Marc, estomaqué, marche lentement jusqu’à sa porte d’entrée. Il vérifie les verrous qui sont tous fermés ! Regarde l’autre porte et peine à croire ce qu’il commence à deviner.
Marc : - Vous avez dit 8 mois ?!! Mais vous êtes chez moi ! CHEZ MOI ! Depuis 8 mois ?!! Youri : - Chez toi, chez toi ? Je ne vais pas te contredire pour si peu, Marc. Essayant de le calmer comme on le ferait avec un fou. Là, tu es bien chez toi ... avec moi. Mais, je ne t’ai jamais vu prendre ton bain ou tirer la chasse d’eau à l’étage du dessous. Je m’en serais rendu compte !
Marc : - Mais si, mais si !
Youri : - Calme-toi Jésus, je ne te suis plus...
Marc, avec les larges gestes hystériques d’un grand propriétaire : - Le 5e étage et le 6e sont en duplex. Tout m’appartient, tout !... J’en ai assez bavé pour me le payer ! Un crédit sur 35 ans à 12%. Sans compter la milice qu’il m’a fallu arroser à cause de démarches administratives sans fin... Et puis, l’armoire normande immonde comme vous dites, c’est un héritage de ma mère... Vous êtes donc chez moi ! Aux deux étages, vous êtes chez moi !
Youri ironique: - Ah oui ! le voilà de retour, le fameux « chez moi » du bourgeois. Le Grand Capital en marche ! Vraiment, ça a de la gueule ! Je l’avais jamais approché de si près. Il lui tâte le biceps.

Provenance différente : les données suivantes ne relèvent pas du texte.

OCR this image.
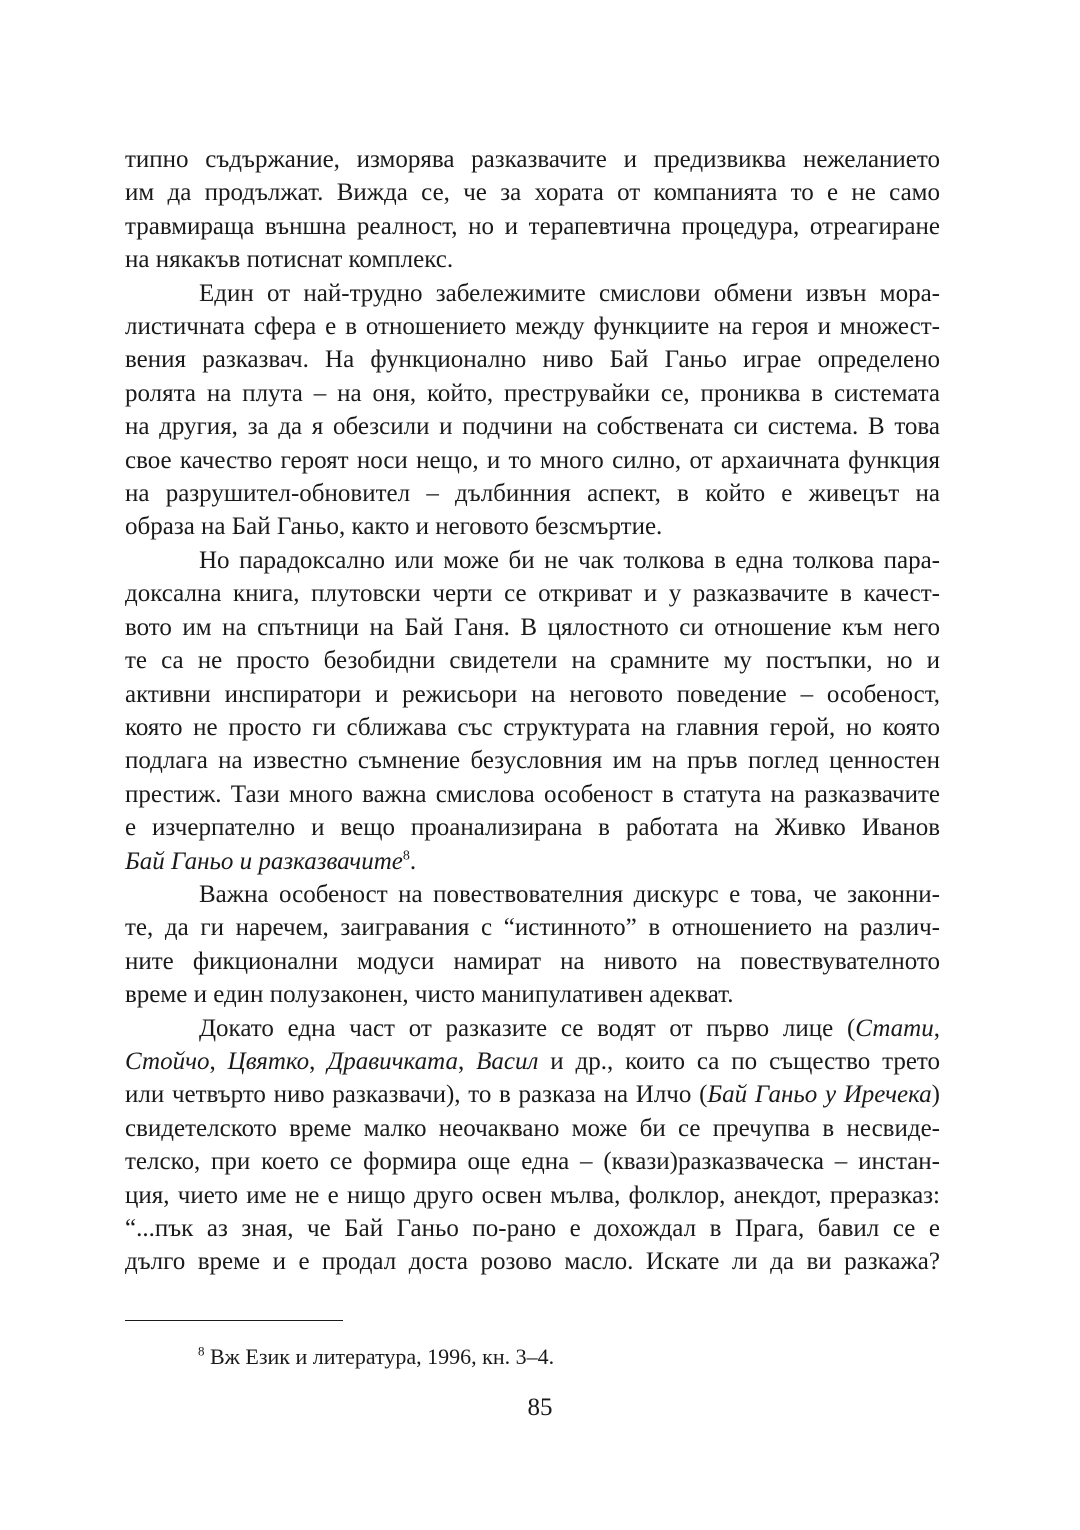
типно съдържание, изморява разказвачите и предизвиква нежеланието
им да продължат. Вижда се, че за хората от компанията то е не само
травмираща външна реалност, но и терапевтична процедура, отреагиране
на някакъв потиснат комплекс.

Един от най-трудно забележимите смислови обмени извън мора-
листичната сфера е в отношението между функциите на героя и множест-
вения разказвач. На функционално ниво Бай Ганьо играе определено
ролята на плута – на оня, който, преструвайки се, прониква в системата
на другия, за да я обезсили и подчини на собствената си система. В това
свое качество героят носи нещо, и то много силно, от архаичната функция
на разрушител-обновител – дълбинния аспект, в който е живецът на
образа на Бай Ганьо, както и неговото безсмъртие.

Но парадоксално или може би не чак толкова в една толкова пара-
доксална книга, плутовски черти се откриват и у разказвачите в качест-
вото им на спътници на Бай Ганя. В цялостното си отношение към него
те са не просто безобидни свидетели на срамните му постъпки, но и
активни инспиратори и режисьори на неговото поведение – особеност,
която не просто ги сближава със структурата на главния герой, но която
подлага на известно съмнение безусловния им на пръв поглед ценностен
престиж. Тази много важна смислова особеност в статута на разказвачите
е изчерпателно и вещо проанализирана в работата на Живко Иванов
Бай Ганьо и разказвачите$^8$.

Важна особеност на повествователния дискурс е това, че законни-
те, да ги наречем, заигравания с “истинното” в отношението на различ-
ните фикционални модуси намират на нивото на повествувателното
време и един полузаконен, чисто манипулативен адекват.

Докато една част от разказите се водят от първо лице (Стати,
Стойчо, Цвятко, Дравичката, Васил и др., които са по същество трето
или четвърто ниво разказвачи), то в разказа на Илчо (Бай Ганьо у Иречека)
свидетелското време малко неочаквано може би се пречупва в несвиде-
телско, при което се формира още една – (квази)разказваческа – инстан-
ция, чието име не е нищо друго освен мълва, фолклор, анекдот, преразказ:
“...пък аз зная, че Бай Ганьо по-рано е дохождал в Прага, бавил се е
дълго време и е продал доста розово масло. Искате ли да ви разкажа?

$^8$ Вж Език и литература, 1996, кн. 3–4.
85
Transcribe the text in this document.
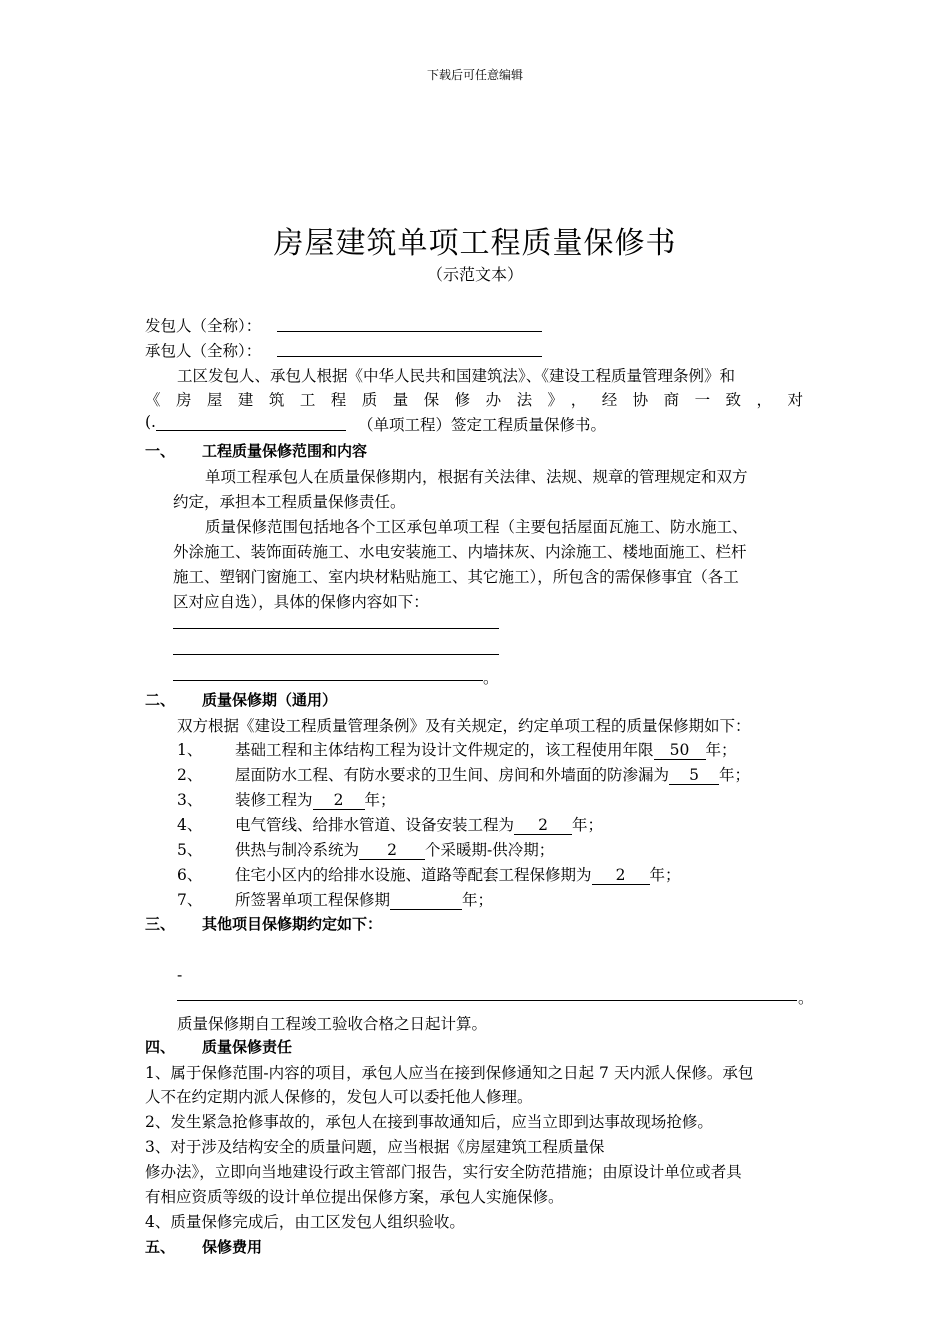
下载后可任意编辑
房屋建筑单项工程质量保修书
（示范文本）
发包人（全称）：
承包人（全称）：
工区发包人、承包人根据《中华人民共和国建筑法》、《建设工程质量管理条例》和
《房屋建筑工程质量保修办法》，经协商一致，对
(.	（单项工程）签定工程质量保修书。
一、 工程质量保修范围和内容
单项工程承包人在质量保修期内，根据有关法律、法规、规章的管理规定和双方
约定，承担本工程质量保修责任。
质量保修范围包括地各个工区承包单项工程（主要包括屋面瓦施工、防水施工、
外涂施工、装饰面砖施工、水电安装施工、内墙抹灰、内涂施工、楼地面施工、栏杆
施工、塑钢门窗施工、室内块材粘贴施工、其它施工），所包含的需保修事宜（各工
区对应自选），具体的保修内容如下：
。
二、 质量保修期（通用）
双方根据《建设工程质量管理条例》及有关规定，约定单项工程的质量保修期如下：
1、 基础工程和主体结构工程为设计文件规定的，该工程使用年限 50 年；
2、 屋面防水工程、有防水要求的卫生间、房间和外墙面的防渗漏为 5 年；
3、 装修工程为 2 年；
4、 电气管线、给排水管道、设备安装工程为 2 年；
5、 供热与制冷系统为 2 个采暖期-供冷期；
6、 住宅小区内的给排水设施、道路等配套工程保修期为 2 年；
7、 所签署单项工程保修期	年；
三、 其他项目保修期约定如下：
-
。
质量保修期自工程竣工验收合格之日起计算。
四、 质量保修责任
1、属于保修范围-内容的项目，承包人应当在接到保修通知之日起 7 天内派人保修。承包
人不在约定期内派人保修的，发包人可以委托他人修理。
2、发生紧急抢修事故的，承包人在接到事故通知后，应当立即到达事故现场抢修。
3、对于涉及结构安全的质量问题，应当根据《房屋建筑工程质量保
修办法》，立即向当地建设行政主管部门报告，实行安全防范措施；由原设计单位或者具
有相应资质等级的设计单位提出保修方案，承包人实施保修。
4、质量保修完成后，由工区发包人组织验收。
五、 保修费用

Marc sur le même ton : - Ne me touchez pas ! Ne me touchez pas ! Et sortez de chez moi ou j’appelle la milice!
Youri : - Tu le ferais ? Noooon... Un temps... Mais si, il le ferait ! Allez, t’as gagné Marco, pas de rasage aujourd’hui. Déjà que c’était à l’eau froide, mais bon... T’aurais pas un peu d’eau chaude quand même ?
Marc, vociférant : - Dehors !!!
Youri repart par la porte donnant sur l’étage inférieur du duplex. A cet instant, on entend des tirs nourris et des cris provenant sans doute de la rue. Marc éteint tout et se couche contre le mur.